Le projet de Loi de Finances pour 2026 introduit une mesure qui pourrait transformer en profondeur le régime fiscal des Organismes de Placement Collectif en Capital (OPCC), largement utilisés dans le secteur du capital-investissement pour financer les petites et moyennes entreprises marocaines. «Le gouvernement affirme vouloir renforcer l’équité et la transparence, mais les professionnels du private equity redoutent une perte d’attractivité et un ralentissement des investissements», indique le magazine Finances News Hebdo.
Depuis leur création, les OPCC bénéficient d’un régime de neutralité fiscale. Les fonds ne sont pas imposés sur leurs gains, la taxation intervenant uniquement entre les mains des investisseurs lors de la distribution des revenus. Ce mécanisme avait été conçu pour éviter la double imposition et favoriser le financement des entreprises non cotées. Le ministère des Finances considère cependant que cette architecture a créé certaines situations inéquitables, notamment lorsque des plus-values non imposables étaient redistribuées sous forme de dividendes exonérés, permettant ainsi à certains revenus d’échapper complètement à l’impôt, explique Finances News.
Le projet de réforme prévoit donc que les revenus distribués par les OPCC soient désormais imposés en fonction de leur nature économique réelle: dividendes, intérêts ou plus-values. Les investisseurs seraient ainsi taxés comme s’ils détenaient directement les actifs sous-jacents du fonds. Pour les autorités, cette disposition permet d’aligner le système marocain sur les standards internationaux et d’assurer une meilleure cohérence fiscale. Sur le principe, la neutralité fiscale n’est pas remise en cause, mais sa mise en œuvre serait redéfinie.
«Cette évolution suscite néanmoins de fortes inquiétudes dans l’industrie du capital-investissement. Plusieurs gestionnaires de fonds redoutent une hausse de la complexité administrative, liée à la nécessité de catégoriser précisément chaque type de revenu», souligne Finances News Hebdo. D’autres anticipent un risque de baisse de la rentabilité nette pour les investisseurs, en particulier étrangers, ce qui pourrait détourner une partie des capitaux vers des juridictions plus compétitives. Selon un gestionnaire interrogé, la réforme pourrait «casser la dynamique du financement des PME marocaines au moment où le marché du private equity commençait à prendre son envol». Un directeur de société de gestion à Casablanca estime pour sa part que «même justifiée sur le fond, une modification fiscale peut créer un choc de confiance si elle n’est pas accompagnée de règles claires et stables».

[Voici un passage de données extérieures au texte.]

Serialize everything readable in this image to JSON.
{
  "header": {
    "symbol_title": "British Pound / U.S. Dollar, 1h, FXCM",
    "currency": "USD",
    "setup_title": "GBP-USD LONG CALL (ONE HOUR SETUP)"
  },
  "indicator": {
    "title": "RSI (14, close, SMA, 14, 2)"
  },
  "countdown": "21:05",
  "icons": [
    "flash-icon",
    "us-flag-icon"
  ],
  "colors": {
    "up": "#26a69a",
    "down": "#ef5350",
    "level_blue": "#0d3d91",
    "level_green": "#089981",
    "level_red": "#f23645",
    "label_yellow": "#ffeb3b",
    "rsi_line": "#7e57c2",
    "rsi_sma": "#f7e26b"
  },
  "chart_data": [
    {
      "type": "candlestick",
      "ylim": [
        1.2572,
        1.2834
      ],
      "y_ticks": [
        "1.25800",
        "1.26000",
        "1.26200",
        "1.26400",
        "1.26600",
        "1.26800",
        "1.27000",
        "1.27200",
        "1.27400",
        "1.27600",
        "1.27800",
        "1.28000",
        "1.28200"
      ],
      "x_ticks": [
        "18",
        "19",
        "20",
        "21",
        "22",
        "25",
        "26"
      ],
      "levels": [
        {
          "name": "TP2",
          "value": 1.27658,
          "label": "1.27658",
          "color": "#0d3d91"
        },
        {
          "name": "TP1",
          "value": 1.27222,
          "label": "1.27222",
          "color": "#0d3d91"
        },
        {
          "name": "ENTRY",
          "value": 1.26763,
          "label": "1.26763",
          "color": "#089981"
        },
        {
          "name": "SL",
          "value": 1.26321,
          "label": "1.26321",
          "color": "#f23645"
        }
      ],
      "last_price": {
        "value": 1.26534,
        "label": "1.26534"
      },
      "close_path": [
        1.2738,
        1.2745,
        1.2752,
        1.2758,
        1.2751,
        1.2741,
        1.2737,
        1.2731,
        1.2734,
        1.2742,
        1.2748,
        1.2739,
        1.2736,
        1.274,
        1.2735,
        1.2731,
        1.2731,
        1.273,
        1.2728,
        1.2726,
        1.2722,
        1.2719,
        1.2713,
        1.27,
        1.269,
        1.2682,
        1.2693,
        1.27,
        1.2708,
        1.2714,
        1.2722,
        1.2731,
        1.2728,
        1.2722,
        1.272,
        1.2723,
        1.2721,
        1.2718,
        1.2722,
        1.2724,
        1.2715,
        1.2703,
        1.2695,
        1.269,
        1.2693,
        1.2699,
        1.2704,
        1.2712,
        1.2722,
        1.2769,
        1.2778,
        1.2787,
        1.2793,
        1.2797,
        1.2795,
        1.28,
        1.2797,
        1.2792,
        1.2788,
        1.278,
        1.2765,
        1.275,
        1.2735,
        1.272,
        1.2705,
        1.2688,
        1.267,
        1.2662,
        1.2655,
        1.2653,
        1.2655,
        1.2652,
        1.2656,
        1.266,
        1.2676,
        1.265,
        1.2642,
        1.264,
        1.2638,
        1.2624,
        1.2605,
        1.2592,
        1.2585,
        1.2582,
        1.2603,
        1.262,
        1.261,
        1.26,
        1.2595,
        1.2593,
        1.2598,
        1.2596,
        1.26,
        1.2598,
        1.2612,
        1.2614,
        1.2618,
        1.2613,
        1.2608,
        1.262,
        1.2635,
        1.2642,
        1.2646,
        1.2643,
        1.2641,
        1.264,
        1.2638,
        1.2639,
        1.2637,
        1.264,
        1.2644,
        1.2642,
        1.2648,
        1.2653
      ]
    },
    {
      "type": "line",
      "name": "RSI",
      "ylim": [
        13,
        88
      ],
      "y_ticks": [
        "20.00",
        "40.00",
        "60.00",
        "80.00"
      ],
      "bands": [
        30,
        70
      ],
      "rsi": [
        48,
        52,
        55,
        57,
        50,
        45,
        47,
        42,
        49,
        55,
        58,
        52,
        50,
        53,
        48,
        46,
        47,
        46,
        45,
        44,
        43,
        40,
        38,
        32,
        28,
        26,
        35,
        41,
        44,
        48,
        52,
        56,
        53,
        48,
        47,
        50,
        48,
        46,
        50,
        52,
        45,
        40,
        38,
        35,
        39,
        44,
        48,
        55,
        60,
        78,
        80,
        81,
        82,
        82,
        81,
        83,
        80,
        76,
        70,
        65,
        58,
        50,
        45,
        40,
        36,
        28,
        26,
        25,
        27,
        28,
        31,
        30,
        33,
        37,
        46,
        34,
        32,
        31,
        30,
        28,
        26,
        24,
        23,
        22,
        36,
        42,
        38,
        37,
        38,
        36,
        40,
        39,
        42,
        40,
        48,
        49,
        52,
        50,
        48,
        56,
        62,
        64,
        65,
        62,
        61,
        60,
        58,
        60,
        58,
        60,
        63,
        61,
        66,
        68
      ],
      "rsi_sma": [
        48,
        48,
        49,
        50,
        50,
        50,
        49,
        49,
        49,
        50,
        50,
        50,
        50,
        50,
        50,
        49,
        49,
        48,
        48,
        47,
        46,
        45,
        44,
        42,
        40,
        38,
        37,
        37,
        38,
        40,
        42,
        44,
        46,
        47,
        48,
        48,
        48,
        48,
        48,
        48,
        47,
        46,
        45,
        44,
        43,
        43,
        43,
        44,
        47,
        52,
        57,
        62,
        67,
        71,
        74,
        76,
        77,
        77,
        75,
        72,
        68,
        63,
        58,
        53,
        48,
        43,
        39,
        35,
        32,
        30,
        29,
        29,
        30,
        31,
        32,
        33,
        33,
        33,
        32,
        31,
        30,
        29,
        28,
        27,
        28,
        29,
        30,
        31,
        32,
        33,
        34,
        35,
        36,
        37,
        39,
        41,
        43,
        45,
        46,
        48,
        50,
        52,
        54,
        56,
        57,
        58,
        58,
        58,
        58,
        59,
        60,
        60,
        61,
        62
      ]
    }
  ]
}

Le ministère des Finances défend une approche équilibrée et insiste sur le fait que «chaque produit doit être imposé pour ce qu’il est, et non selon la forme qu’il prend à la sortie du fonds». La réforme s’inscrit dans la continuité de la loi-cadre 69-19, qui vise à refonder la fiscalité marocaine autour des principes d’équité, de clarté et de transparence, tout en réduisant certaines marges d’optimisation jugées excessives.
Les conséquences concrètes dépendront toutefois des modalités d’application. La nouvelle logique fiscale pourrait modifier la visibilité des investisseurs sur les rendements nets et complexifier leur planification. Les sociétés de gestion devront adapter leurs processus comptables et leurs outils de reporting, ce qui pourrait ralentir temporairement les levées de fonds. Les entreprises financées par les OPCC risquent également de ressentir cet impact, dans la mesure où une diminution de l’attractivité des fonds pourrait réduire les capitaux disponibles pour les PME et les ETI non cotées.
Plusieurs questions restent en suspens, notamment en ce qui concerne le calendrier d’entrée en vigueur et la possibilité d’un régime transitoire. Les opérateurs souhaitent savoir si les fonds existants seront soumis aux nouvelles règles au même titre que ceux qui seront créés après 2026. «Ces clarifications seront cruciales pour mesurer l’impact réel de la réforme et préserver la confiance du marché», conclut Finances News.